Information Society is a term for a society in which the creation, distribution, and manipulation of information has become the most significant economic and cultural activity. An Information Society may be contrasted with societies in which the economic underpinning is primarily Industrial or Agrarian. The machine tools of the Information Society are computers and telecommunications, rather than lathes or ploughs.
Do we live in an era of change or in a changing era? How can one characterize the deep transformations that come with the accelerated insertion of artificial intelligence and new Information and Communication Technologies (ICTs) in our present society? Is it a question of a new stage in the industrial society or are we entering into a new era? “Global village”, “technotronic era”, “post-industrial society”, “information society” or “information age”, and “knowledge society” are just a few of the terms that have been coined in an attempt to identify and understand the extent of these changes. But while the debate proceeds in the theoretical sphere, reality races ahead and communication media select the terms that we are to use.

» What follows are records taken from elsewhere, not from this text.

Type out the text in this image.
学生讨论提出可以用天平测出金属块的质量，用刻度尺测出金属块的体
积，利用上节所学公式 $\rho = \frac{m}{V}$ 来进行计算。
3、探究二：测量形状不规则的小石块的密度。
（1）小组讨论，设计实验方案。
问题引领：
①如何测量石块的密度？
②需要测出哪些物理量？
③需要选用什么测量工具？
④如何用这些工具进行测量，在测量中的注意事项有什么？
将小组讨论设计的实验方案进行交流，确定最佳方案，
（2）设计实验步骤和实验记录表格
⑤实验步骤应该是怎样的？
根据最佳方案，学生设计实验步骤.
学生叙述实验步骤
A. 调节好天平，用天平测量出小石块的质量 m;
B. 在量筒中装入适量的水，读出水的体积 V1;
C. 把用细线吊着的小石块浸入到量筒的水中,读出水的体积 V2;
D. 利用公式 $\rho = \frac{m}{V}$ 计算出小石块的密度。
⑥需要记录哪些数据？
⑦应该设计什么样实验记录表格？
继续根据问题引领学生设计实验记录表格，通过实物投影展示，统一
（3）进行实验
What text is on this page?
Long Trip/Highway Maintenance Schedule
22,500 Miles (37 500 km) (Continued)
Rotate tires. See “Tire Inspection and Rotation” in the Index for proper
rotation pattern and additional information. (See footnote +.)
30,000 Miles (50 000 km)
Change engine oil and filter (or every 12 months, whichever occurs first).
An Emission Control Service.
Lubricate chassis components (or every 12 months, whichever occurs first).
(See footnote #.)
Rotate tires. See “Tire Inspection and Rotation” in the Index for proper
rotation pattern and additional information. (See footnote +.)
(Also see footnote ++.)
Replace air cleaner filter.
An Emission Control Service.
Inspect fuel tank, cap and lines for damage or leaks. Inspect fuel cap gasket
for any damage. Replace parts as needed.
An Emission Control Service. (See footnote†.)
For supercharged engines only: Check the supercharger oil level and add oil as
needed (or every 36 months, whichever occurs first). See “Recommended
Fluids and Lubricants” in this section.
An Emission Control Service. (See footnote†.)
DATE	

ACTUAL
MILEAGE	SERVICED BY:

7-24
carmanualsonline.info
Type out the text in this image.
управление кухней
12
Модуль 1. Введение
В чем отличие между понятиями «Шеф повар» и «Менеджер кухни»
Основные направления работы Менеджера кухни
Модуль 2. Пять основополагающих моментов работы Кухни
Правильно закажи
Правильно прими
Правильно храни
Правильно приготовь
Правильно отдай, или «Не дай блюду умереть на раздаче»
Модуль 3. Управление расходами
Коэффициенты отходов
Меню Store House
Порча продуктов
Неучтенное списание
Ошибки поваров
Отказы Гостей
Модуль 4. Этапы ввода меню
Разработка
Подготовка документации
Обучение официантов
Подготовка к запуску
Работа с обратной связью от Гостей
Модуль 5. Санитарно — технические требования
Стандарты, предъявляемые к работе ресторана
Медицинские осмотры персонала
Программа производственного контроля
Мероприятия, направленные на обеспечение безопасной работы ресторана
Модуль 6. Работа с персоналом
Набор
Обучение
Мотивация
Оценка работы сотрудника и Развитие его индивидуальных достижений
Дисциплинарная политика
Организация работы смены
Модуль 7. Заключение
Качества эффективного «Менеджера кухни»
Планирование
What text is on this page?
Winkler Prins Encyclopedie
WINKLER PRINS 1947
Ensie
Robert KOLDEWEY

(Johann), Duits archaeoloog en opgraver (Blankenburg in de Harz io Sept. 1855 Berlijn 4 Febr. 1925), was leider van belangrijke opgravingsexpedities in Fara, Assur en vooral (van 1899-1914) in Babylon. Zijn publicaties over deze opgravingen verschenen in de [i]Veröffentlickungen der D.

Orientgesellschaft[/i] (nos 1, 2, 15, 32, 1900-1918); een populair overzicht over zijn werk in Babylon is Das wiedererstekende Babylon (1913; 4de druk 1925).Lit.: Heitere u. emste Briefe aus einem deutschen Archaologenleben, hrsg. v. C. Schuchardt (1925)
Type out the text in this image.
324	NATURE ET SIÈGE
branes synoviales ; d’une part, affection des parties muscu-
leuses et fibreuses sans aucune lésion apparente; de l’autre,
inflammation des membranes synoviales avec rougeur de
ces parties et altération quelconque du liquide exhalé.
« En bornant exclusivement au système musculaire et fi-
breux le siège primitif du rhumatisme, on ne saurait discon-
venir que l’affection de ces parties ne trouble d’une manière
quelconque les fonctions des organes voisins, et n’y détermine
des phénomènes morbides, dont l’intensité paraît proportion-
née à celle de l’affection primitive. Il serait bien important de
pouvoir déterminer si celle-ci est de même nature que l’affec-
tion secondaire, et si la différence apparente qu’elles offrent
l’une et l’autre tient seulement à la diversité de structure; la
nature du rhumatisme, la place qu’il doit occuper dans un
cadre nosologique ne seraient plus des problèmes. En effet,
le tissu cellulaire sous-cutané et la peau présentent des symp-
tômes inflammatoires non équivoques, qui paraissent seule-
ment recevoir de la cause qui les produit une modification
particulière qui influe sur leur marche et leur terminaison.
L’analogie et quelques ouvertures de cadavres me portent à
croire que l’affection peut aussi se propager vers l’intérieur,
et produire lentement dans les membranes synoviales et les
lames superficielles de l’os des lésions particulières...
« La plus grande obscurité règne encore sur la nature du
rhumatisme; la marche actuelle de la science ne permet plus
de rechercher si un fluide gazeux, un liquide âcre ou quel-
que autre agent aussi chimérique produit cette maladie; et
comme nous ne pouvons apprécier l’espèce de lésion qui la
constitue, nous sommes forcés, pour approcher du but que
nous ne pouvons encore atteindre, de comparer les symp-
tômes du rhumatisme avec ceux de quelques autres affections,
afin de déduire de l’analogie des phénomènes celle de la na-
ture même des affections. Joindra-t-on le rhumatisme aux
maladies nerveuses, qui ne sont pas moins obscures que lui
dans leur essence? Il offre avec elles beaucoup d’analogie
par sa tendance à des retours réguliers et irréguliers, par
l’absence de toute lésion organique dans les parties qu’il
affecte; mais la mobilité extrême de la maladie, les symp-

The bottom line is: whichever term we use, it will be a shortcut that allows us to reference a phenomenon - be that present or future -, without having to repeatedly describe it; however, the selected term in itself does not define content. Content emerges from usage within a specific social context, which in turn influences perceptions and expectations, since each term brings with it a past and a meaning (or meanings), with its respective ideological baggage. It was therefore to be expected that any term used to designate the society in which we live, or to which we aspire, be the focal point of a dispute over meanings, backed by the varied opposing projects of society.
Within the benchmark of the World Summit on the Information Society (WSIS) there are two terms that have occupied the scenario: information society and knowledge society, with their respective variants. But, although the benchmark imposed usage of the former, from the beginning it caused disagreement and no single term has achieved a consensus.